En ce qui concerne les lignes secondaires, appelées capillaires, les unes destinées au transport de voyageurs, comme la ligne Nantes-Bordeaux, et les autres essentiellement destinées à la desserte des céréaliers et des carrières, il est exact qu'elles sont en mauvais état et qu'elles ont donc besoin d'être renouvelées. Il convient par conséquent d'établir un tour de table de financement. Le Gouvernement vient d'annoncer que l'Agence de financement des infrastructures de transport de France (AFITF) va engager 30 millions d'euros à cet effet. Les contrats de plan État-région (CPER) prévoient en outre un certain nombre d'investissements destinés à ce réseau.

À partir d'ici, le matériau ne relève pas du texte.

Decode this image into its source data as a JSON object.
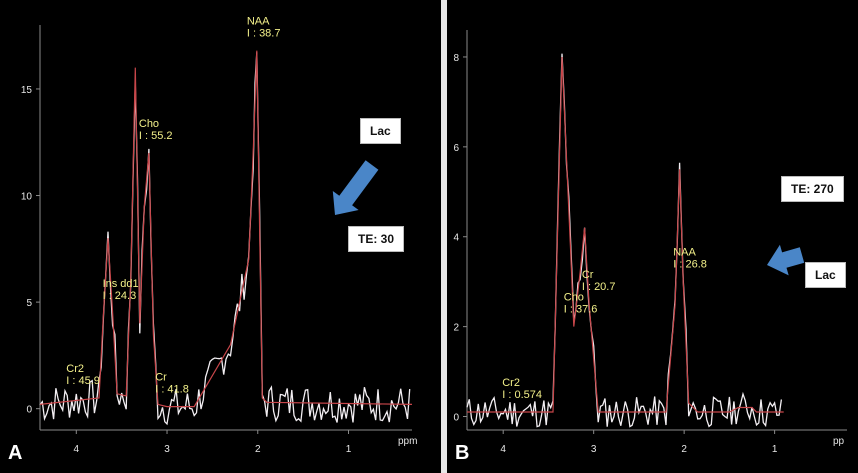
{
  "colors": {
    "trace": "#f2eef2",
    "fit": "#c8464a",
    "label": "#f3f08a",
    "arrow": "#4a86c8"
  },
  "chart_data": [
    {
      "type": "line",
      "panel": "A",
      "x_unit": "ppm",
      "x_reversed": true,
      "xlim": [
        0.3,
        4.4
      ],
      "ylim": [
        -1,
        18
      ],
      "x_ticks": [
        "4",
        "3",
        "2",
        "1"
      ],
      "y_ticks": [
        "0",
        "5",
        "10",
        "15"
      ],
      "series": [
        {
          "role": "fit",
          "x": [
            4.4,
            3.75,
            3.7,
            3.65,
            3.6,
            3.55,
            3.45,
            3.4,
            3.35,
            3.3,
            3.25,
            3.2,
            3.15,
            3.1,
            3.0,
            2.7,
            2.3,
            2.1,
            2.05,
            2.01,
            1.95,
            1.9,
            0.3
          ],
          "y": [
            0.2,
            0.5,
            4.5,
            8.0,
            4.5,
            0.7,
            0.6,
            6.0,
            16.0,
            4.0,
            9.5,
            12.0,
            3.5,
            0.2,
            0.1,
            0.1,
            3.0,
            7.0,
            12.0,
            16.8,
            0.5,
            0.3,
            0.2
          ]
        }
      ],
      "peak_labels": [
        {
          "name": "Cr2",
          "integral": "I : 45.9",
          "ppm": 4.0
        },
        {
          "name": "Ins dd1",
          "integral": "I : 24.3",
          "ppm": 3.6
        },
        {
          "name": "Cho",
          "integral": "I : 55.2",
          "ppm": 3.2
        },
        {
          "name": "Cr",
          "integral": "I : 41.8",
          "ppm": 3.02
        },
        {
          "name": "NAA",
          "integral": "I : 38.7",
          "ppm": 2.01
        }
      ],
      "callouts": {
        "metabolite": "Lac",
        "echo_time": "TE: 30"
      },
      "panel_letter": "A"
    },
    {
      "type": "line",
      "panel": "B",
      "x_unit": "pp",
      "x_reversed": true,
      "xlim": [
        0.2,
        4.4
      ],
      "ylim": [
        -0.3,
        8.6
      ],
      "x_ticks": [
        "4",
        "3",
        "2",
        "1"
      ],
      "y_ticks": [
        "0",
        "2",
        "4",
        "6",
        "8"
      ],
      "series": [
        {
          "role": "fit",
          "x": [
            4.4,
            3.45,
            3.35,
            3.25,
            3.22,
            3.15,
            3.1,
            3.05,
            2.95,
            2.2,
            2.1,
            2.05,
            2.01,
            1.95,
            1.85,
            1.5,
            1.4,
            1.35,
            1.3,
            1.25,
            1.2,
            0.9
          ],
          "y": [
            0.1,
            0.1,
            8.0,
            3.5,
            2.0,
            3.2,
            4.2,
            2.5,
            0.1,
            0.1,
            2.5,
            5.5,
            3.0,
            0.3,
            0.1,
            0.1,
            0.2,
            0.2,
            0.2,
            0.2,
            0.1,
            0.1
          ]
        }
      ],
      "peak_labels": [
        {
          "name": "Cho",
          "integral": "I : 37.6",
          "ppm": 3.22
        },
        {
          "name": "Cr",
          "integral": "I : 20.7",
          "ppm": 3.02
        },
        {
          "name": "NAA",
          "integral": "I : 26.8",
          "ppm": 2.01
        },
        {
          "name": "Cr2",
          "integral": "I : 0.574",
          "ppm": 3.9
        }
      ],
      "callouts": {
        "metabolite": "Lac",
        "echo_time": "TE: 270"
      },
      "panel_letter": "B"
    }
  ]
}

Pour ce qui est de la situation financière, la dette de SNCF Réseau est aujourd'hui de 37 milliards d'euros et augmente, grosso modo, de 2,5 à 3 milliards d'euros par an, rythme amené à ralentir à partir des années 2017-2018 pour une augmentation annuelle de 1 à 1,5 milliard d'euros. Cette dette gonfle pour une raison très simple : les investissements ne sont pas financés, ni par des recettes commerciales ni par des subventions – ou du moins à un niveau très insuffisant.

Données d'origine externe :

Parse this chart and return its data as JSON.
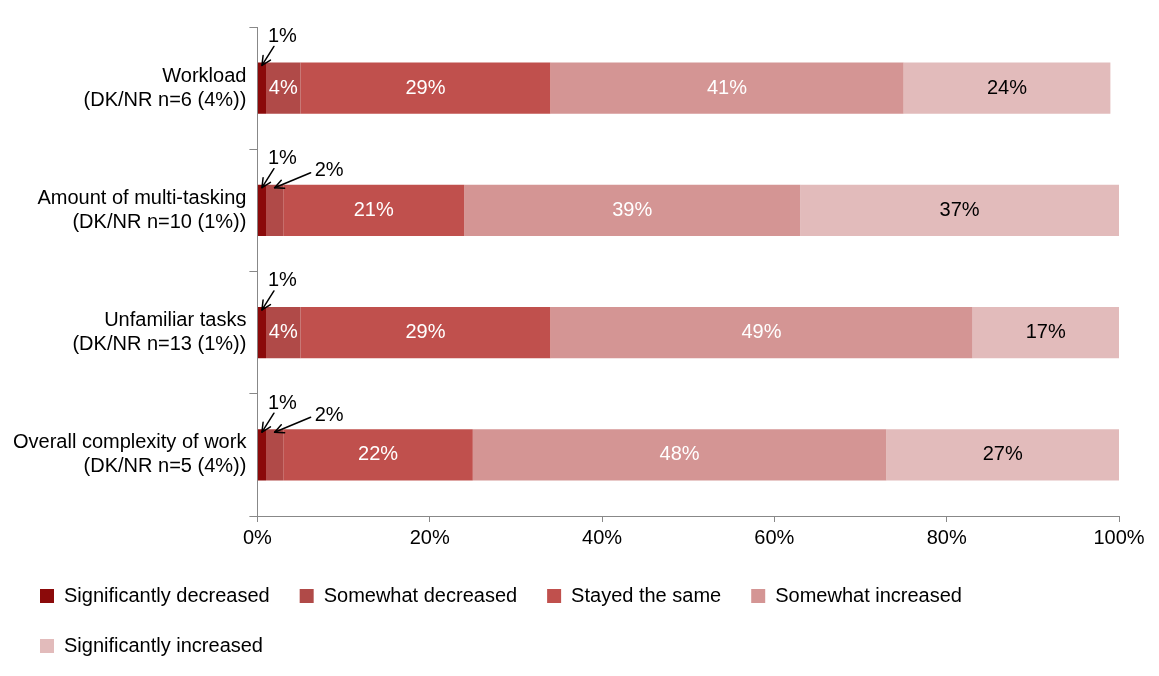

Comment interrompre la croissance de la dette, comme le prévoit la loi, pour l'année 2025 ? La première solution est la règle d'or. Il ne s'agit pas d'arrêter le développement – comme l'a bien rappelé M. Guillaume Pepy : la politique ferroviaire relève des pouvoirs publics et non d'un opérateur – mais de cesser de mettre la SNCF à contribution pour le financement des opérations de développement – soit l'équivalent de la moitié de la croissance de la dette. La deuxième solution, vous l'avez tous souligné, revient à réaliser 500 millions d'euros de gains de productivité par tranche quinquennale. Pour la première tranche, 2015-2020, les 500 millions d'euros proviendront des effets de la fusion, d'une politique d'achats, d'une politique industrielle, d'une politique d'externalisation, qui étaient totalement impensables dans le contexte de la fracture SNCF-RFF.

À partir de 2020, pour la seconde tranche quinquennale, la remise à niveau du réseau nécessitera 1 milliard d'euros supplémentaire par an et devra permettre de diminuer les coûts de maintenance. En effet, nous dépensons plus en maintenance courante, à hauteur de 2 milliards d'euros par an, que les Allemands, pour 1,7 milliard d'euros, alors qu'ils investissent beaucoup plus que nous en renouvellement. Troisième point : nous supportons le poids des frais financiers. On estime à 2 milliards d'euros l'autofinancement pour les investissements, somme insuffisante et qui, si elle peut paraître néanmoins significative, doit être amputée de 1,5 milliard d'euros de frais financiers.

Avec ces trois éléments de réponse à la croissance de la dette, nous serons capables d'avoir un système équilibré dans la durée.